Prix de l'avoine : un marché de niche à deux vitesses

L'avoine se paie selon son débouché : l'avoine fourragère suit les céréales de base avec une décote, tandis que l'avoine dite de mouture, destinée aux flocons et au son, se contractualise avec une prime significative parce qu'elle doit répondre à des critères de calibre, de couleur et de propreté. Il existe bien un contrat à terme à Chicago, mais sa liquidité est trop faible pour servir de référence : en France, le prix se lit dans les cotations physiques et se négocie surtout de gré à gré.
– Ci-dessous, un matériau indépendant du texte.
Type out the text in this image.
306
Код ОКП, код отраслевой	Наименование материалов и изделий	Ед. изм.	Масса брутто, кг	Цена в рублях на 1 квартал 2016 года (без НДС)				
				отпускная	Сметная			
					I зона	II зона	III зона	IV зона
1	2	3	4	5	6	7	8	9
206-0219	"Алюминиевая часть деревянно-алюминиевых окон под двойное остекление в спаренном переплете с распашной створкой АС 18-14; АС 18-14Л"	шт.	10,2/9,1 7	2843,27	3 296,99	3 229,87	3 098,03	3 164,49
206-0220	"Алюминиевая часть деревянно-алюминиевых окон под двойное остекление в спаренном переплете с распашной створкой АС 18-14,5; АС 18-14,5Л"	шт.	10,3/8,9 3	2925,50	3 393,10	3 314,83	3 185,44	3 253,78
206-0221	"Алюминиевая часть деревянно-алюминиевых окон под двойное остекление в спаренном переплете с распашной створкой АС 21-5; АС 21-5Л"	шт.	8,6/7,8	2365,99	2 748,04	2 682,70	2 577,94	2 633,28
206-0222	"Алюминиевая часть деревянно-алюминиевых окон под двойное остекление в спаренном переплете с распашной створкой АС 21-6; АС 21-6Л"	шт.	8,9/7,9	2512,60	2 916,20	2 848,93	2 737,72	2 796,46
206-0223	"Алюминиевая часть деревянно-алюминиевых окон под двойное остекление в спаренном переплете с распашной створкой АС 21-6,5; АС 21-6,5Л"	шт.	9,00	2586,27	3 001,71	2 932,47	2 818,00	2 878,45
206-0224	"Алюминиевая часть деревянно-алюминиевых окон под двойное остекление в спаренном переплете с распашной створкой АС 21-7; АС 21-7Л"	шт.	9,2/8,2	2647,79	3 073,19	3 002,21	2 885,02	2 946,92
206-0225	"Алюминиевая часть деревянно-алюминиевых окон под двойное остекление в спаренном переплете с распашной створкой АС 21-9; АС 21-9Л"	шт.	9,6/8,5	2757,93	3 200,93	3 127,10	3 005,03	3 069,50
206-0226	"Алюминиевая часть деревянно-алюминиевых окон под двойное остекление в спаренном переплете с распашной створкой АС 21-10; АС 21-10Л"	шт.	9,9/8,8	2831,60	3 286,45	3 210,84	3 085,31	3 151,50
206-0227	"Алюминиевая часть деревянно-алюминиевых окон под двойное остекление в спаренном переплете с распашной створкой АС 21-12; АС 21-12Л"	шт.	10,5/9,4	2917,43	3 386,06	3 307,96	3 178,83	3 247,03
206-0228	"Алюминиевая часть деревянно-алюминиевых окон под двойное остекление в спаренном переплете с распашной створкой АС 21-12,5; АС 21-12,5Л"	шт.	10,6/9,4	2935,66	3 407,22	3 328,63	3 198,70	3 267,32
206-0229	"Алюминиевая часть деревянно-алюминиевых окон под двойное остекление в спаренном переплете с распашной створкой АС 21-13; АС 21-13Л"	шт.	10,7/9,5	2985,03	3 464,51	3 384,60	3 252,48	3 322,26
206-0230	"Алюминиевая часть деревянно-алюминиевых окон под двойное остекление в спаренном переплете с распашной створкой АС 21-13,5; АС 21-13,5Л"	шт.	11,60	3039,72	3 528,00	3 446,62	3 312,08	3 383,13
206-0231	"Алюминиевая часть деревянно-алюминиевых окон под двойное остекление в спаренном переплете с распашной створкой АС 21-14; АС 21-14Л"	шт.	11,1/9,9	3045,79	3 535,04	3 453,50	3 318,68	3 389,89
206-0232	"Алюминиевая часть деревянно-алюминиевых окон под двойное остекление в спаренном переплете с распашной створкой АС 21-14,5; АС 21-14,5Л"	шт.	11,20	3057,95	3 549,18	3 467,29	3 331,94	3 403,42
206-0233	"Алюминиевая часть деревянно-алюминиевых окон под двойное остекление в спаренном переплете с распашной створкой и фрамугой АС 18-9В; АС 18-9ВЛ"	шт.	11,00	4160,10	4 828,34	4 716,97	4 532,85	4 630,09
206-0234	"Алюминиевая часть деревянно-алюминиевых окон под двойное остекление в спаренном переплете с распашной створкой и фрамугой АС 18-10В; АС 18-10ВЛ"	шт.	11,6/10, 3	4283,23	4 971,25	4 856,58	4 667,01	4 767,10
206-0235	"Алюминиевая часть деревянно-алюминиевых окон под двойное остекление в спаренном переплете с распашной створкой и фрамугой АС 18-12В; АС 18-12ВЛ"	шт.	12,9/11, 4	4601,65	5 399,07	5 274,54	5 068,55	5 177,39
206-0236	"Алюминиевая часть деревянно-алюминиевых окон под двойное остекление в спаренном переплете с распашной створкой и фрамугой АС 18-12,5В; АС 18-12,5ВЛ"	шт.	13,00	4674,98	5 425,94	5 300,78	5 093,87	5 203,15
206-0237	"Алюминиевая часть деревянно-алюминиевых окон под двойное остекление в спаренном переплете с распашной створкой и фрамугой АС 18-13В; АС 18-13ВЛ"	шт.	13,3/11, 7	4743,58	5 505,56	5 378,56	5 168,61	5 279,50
À retenir. Une avoine acceptée en mouture vaut nettement plus qu'une avoine fourragère, l'écart pouvant atteindre plusieurs dizaines d'euros par tonne. Le critère décisif est le rendement au décorticage, lui-même lié au poids spécifique : c'est la variable que regarde l'acheteur avant même la cotation du jour.

Un marché petit, donc nerveux

À l'échelle mondiale, l'avoine pèse une fraction de ce que représentent le blé ou le maïs. Trois conséquences très concrètes pour qui suit ce prix :

  1. Peu d'acheteurs, peu de vendeurs : un seul industriel qui décide de reconstituer ses stocks peut faire bouger la cotation régionale.
  2. Une dépendance canadienne : les Prairies canadiennes dominent le commerce mondial. Une sécheresse dans le Manitoba ou la Saskatchewan se répercute sur les prix européens en quelques semaines.
  3. Un contrat à terme peu utilisable : l'avoine cotée à Chicago, en cents par boisseau de 32 livres, connaît des volumes si réduits que sa cotation décroche parfois du marché physique. Elle sert d'indicateur de tendance, pas d'outil de couverture fiable.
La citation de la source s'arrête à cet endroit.